Я подхожу к окну и выглядываю наружу. Улица — весенняя улица, тихая и влажная, ни людей, ни машин. Не проведенная по линейке, как большинство ленинградских проспектов, а изящно, томно изогнувшаяся вдоль набережной. Кроны деревьев почти касаются окна, клейкий запах только что лопнувших почек... Я вдыхаю этот запах, цепенею, задыхаюсь от него, падаю грудью на подоконник и заливаюсь слезами.
А когда отрываюсь наконец от окна, не вижу уже ни буфета, ни маминой кровати, вообще ничего... Комната пуста и еле освещена уличным фонарем. В углу, за отцовским столом, разместились трое. Темные капюшоны надвинуты на глаза. Напрасно, напрасно они пытаются спрятаться, я все равно узнала их. Кто же их не знает? Три величавые фигуры, три мужа, вершащих грозный беспристрастный суд.
— Вам предоставляется право последнего желания, — возвещает сидящий в середине.
Желания?..
— Ну что же вы? Пожелайте же чего-нибудь, — настаивает елейным голоском его сосед справа.
— Не стесняйтесь! — подбадривает третий. — Ведь чего-нибудь вы, надо думать, желаете? Все чего-нибудь желают...
— Да, — отвечаю я. — Желаю. Верните мне эту комнату.
— Эту комнату? Только и всего? — доносится едкий смешок из-под левого капюшона. — А больше ничего?

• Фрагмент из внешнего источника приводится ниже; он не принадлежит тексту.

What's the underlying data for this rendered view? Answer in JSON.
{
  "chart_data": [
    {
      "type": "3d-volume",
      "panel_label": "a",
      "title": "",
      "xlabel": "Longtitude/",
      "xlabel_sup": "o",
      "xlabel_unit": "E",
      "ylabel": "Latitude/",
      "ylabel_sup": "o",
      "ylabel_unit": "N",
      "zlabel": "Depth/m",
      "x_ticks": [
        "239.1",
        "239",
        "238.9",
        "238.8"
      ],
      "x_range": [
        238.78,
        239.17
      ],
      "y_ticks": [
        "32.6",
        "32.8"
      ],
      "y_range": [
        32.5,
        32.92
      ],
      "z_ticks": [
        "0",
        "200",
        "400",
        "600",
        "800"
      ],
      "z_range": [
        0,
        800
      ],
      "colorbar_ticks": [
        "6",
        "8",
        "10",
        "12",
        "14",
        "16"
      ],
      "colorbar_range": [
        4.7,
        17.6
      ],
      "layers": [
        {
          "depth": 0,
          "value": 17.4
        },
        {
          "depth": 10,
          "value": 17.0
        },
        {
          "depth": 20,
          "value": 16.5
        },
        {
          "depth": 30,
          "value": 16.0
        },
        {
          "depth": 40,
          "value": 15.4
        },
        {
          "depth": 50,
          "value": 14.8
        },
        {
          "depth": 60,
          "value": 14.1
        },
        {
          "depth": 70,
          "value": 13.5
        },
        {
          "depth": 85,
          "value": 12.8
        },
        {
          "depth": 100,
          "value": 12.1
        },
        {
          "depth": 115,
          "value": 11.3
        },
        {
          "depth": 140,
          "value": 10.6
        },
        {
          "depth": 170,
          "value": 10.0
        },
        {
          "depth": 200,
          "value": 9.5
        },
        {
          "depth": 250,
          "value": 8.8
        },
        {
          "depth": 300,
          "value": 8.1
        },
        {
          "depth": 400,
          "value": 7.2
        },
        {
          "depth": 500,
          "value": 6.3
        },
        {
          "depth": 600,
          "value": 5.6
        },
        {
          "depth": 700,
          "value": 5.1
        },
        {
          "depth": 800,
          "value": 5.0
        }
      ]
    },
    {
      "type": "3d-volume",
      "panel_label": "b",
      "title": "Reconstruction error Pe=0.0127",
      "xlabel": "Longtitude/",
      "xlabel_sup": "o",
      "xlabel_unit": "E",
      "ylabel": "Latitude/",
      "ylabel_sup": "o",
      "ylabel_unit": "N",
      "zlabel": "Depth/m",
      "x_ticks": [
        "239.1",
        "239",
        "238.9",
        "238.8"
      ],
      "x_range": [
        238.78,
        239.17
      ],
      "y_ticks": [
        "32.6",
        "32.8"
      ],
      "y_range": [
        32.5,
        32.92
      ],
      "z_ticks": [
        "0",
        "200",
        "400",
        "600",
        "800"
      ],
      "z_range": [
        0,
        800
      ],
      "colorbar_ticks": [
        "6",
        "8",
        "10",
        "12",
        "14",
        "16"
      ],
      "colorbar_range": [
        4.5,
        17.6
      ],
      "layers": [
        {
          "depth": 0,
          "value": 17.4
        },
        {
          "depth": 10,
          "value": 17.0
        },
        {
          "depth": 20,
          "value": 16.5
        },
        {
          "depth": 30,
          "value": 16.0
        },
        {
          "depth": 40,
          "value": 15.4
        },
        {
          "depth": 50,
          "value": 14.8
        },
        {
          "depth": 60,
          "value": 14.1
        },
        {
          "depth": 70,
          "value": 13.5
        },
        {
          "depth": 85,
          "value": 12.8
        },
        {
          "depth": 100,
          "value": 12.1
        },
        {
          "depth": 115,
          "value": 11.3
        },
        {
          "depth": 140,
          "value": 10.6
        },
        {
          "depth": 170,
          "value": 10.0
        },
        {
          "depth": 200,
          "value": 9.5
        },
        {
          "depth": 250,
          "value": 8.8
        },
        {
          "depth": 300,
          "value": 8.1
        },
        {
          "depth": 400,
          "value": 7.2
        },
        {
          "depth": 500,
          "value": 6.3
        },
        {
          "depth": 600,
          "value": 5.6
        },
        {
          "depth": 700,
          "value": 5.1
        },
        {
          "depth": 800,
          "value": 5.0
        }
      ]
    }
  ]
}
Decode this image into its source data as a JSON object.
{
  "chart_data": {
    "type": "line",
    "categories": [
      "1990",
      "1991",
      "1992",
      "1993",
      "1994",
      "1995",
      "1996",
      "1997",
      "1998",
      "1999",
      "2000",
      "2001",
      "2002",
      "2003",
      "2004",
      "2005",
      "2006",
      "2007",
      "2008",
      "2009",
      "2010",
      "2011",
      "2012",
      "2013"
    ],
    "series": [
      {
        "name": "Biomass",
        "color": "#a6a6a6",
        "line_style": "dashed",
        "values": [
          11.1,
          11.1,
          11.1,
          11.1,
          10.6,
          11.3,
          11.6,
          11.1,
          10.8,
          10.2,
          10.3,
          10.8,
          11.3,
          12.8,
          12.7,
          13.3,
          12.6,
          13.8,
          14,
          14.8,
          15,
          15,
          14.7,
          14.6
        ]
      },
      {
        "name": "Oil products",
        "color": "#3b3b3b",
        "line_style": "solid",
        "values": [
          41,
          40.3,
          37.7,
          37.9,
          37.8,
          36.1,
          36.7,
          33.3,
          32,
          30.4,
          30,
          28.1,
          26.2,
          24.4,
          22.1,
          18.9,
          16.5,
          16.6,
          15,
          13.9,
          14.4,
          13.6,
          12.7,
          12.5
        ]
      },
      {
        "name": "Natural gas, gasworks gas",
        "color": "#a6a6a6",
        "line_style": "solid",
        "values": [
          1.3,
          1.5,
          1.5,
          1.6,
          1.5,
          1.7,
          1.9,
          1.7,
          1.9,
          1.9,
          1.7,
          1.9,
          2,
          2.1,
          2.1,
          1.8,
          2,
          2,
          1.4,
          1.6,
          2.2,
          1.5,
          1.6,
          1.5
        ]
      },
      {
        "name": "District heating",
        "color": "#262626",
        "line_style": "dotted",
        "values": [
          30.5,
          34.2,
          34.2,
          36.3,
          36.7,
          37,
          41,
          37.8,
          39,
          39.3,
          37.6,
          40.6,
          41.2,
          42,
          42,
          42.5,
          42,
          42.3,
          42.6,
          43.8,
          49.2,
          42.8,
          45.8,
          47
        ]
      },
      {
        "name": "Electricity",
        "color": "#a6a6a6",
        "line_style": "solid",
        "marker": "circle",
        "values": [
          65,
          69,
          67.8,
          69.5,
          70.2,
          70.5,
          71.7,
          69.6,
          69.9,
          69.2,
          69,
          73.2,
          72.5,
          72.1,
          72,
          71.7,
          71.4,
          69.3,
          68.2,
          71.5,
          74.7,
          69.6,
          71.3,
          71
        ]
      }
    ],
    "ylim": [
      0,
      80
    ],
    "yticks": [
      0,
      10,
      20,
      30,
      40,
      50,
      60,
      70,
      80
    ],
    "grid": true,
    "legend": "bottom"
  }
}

— Больше? — удивляюсь я, слегка отступаю назад и вновь обвожу пустую комнату долгим недоуменным взглядом. — Нет, больше ничего... Да и этого, собственно... — То ли из-за их присутствия, то ли по какой-то иной причине комната вдруг становится совершенно чужой и ненужной. Совершенно бессмысленной и неважной. — Нет, больше ничего. Да и этого... не надо. Вот только, если уж так получилось... Если вы все равно... Если уж, как говорится, довелось повстречаться... Меня это давно смущает — насчет мундира, помните, пуговки?